A desi guy’s story of moving to the US and getting culture shock

 

It was a precisely a decade and three months ago that I was eagerly preparing to move to the US, back then as an MBA student, I was a tad bit too anxious to ‘fit in’ when I reached IUP at Pennsylvania. Reading the famous book ‘The Inscrutable Americans,’ added more fuel to my anxiety.

If you have lived in Bangalore (I hate calling it Bengaluru anyways) during the 2000s, you would have unmistakably seen convoys of Tata Sumo ferrying people to BPO and call centers, jokes like Americans assuming someone with named Gopi as ‘Go Pee!’ were common. Some of my friends who had a stint at BPOs have pseudo names like Roger Brown and Michele Porter. So it was only natural for me to be ready to fit in when I move there with least possible friction.

Not wanting to let down my country any further amidst the inscrutable family of Uncle Sam, I patriotically, started going to Pizza Hut, picked up fork and knife, and decided to learn their ways of eating, so that they won’t make fun of me or other desi guys; I hoped I could do my bit to help them not assume we travel in elephants to streets or have snake charming as family business.

I could eat fried rice with chopsticks

After a month of hard work, I had mastered the art of eating with my left hand using a fork.
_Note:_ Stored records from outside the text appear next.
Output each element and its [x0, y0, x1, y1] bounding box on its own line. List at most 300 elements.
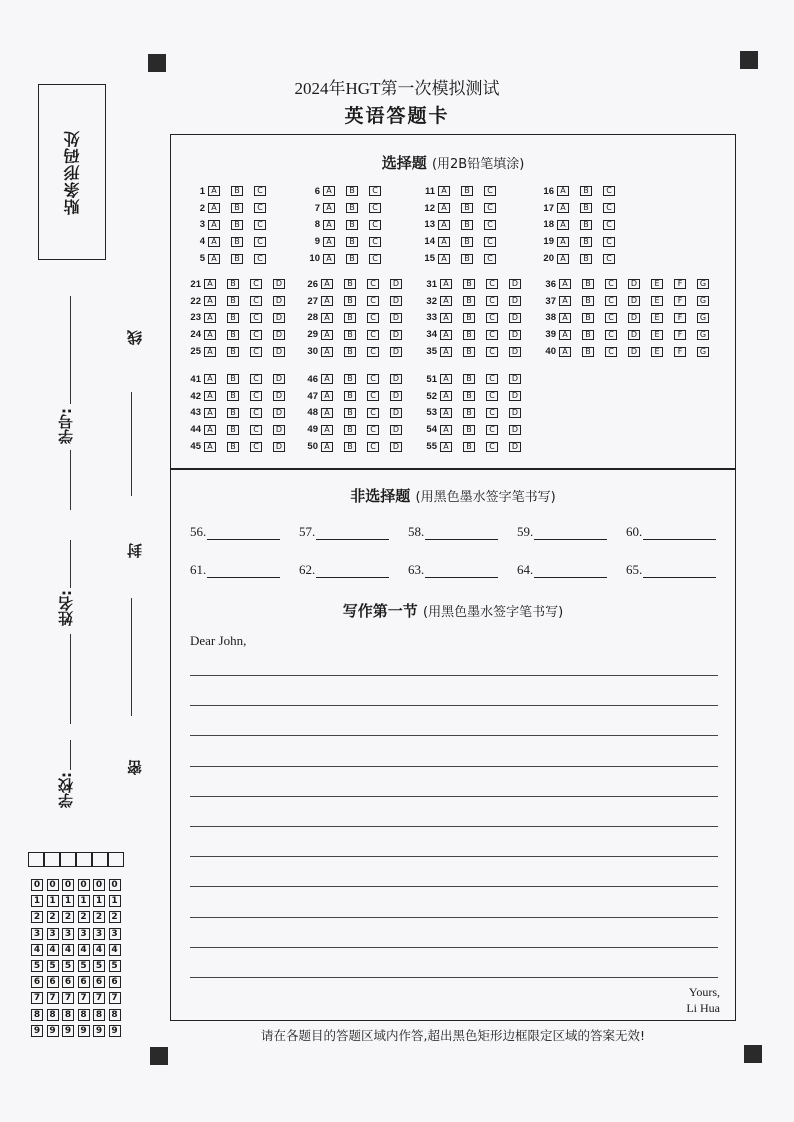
- id-digit-bubble[interactable]: 9: [31, 1025, 43, 1037]
- answer-bubble[interactable]: D: [628, 296, 640, 306]
- answer-bubble[interactable]: B: [346, 203, 358, 213]
- id-digit-bubble[interactable]: 7: [78, 992, 90, 1004]
- answer-bubble[interactable]: B: [344, 347, 356, 357]
- answer-bubble[interactable]: D: [273, 408, 285, 418]
- answer-bubble[interactable]: D: [509, 391, 521, 401]
- answer-bubble[interactable]: C: [486, 391, 498, 401]
- id-digit-bubble[interactable]: 6: [93, 976, 105, 988]
- answer-bubble[interactable]: A: [440, 313, 452, 323]
- id-write-box[interactable]: [44, 852, 60, 867]
- id-digit-bubble[interactable]: 8: [62, 1009, 74, 1021]
- answer-bubble[interactable]: C: [605, 279, 617, 289]
- answer-bubble[interactable]: F: [674, 296, 686, 306]
- answer-bubble[interactable]: B: [231, 254, 243, 264]
- answer-bubble[interactable]: A: [440, 279, 452, 289]
- answer-bubble[interactable]: B: [346, 186, 358, 196]
- answer-bubble[interactable]: B: [461, 237, 473, 247]
- answer-bubble[interactable]: A: [321, 391, 333, 401]
- id-digit-bubble[interactable]: 3: [31, 928, 43, 940]
- answer-bubble[interactable]: C: [250, 279, 262, 289]
- answer-bubble[interactable]: A: [557, 186, 569, 196]
- answer-bubble[interactable]: A: [438, 220, 450, 230]
- answer-bubble[interactable]: C: [605, 330, 617, 340]
- answer-bubble[interactable]: C: [484, 186, 496, 196]
- answer-bubble[interactable]: C: [367, 279, 379, 289]
- id-digit-bubble[interactable]: 4: [47, 944, 59, 956]
- answer-bubble[interactable]: C: [254, 186, 266, 196]
- id-digit-bubble[interactable]: 7: [31, 992, 43, 1004]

My grandmamma would have slapped me or thrown a fit if she had seen me touch food with pointy objects, that too in my left hand. Duh, I was determined; after all, my granny is not flying to Pennsylvania. My determination saw no end in sight, I started going to Chinese places where they’d give me chopstick, with a Zen-like focus and agonizing pain in my knuckles, I learned to eat not just noodles but even fried rice using chopsticks.

There was lot more of academic stuff, which I memorized and trained myself, such as ‘don’t tip the soup cup, no elbows on the table, how to tell between the soup spoon and dessert spoon…I was just short of being an entry level butler in Buckingham Palace now.

Fireplace served pizza within IUP campus

Swoosh, the flight took off, I was in my campus, the first day of eating at the college food court. We were at ‘Fireplace’ which sold pizza by the slice, a single slice was large enough to satiate your hunger for lunch. My anxiety antennas were up, pulse raised as I astutely looked for a white blonde dude in front me buy his pizza slice; he duly paid for it and my inner voice screamed, eat it, dude, quick I want to see if I measure up to you…

But I couldn’t believe what happened next, the blonde dude garnished his pizza slice with some more cheese, spilled a few outside the plate as he did do, ground some pepper from a long wooden canister, folded the pizza slice like a how you would try to fit a hand towel into a travel pouch, threw away the Styrofoam plate and started walking as he took a bite off the slice. FML.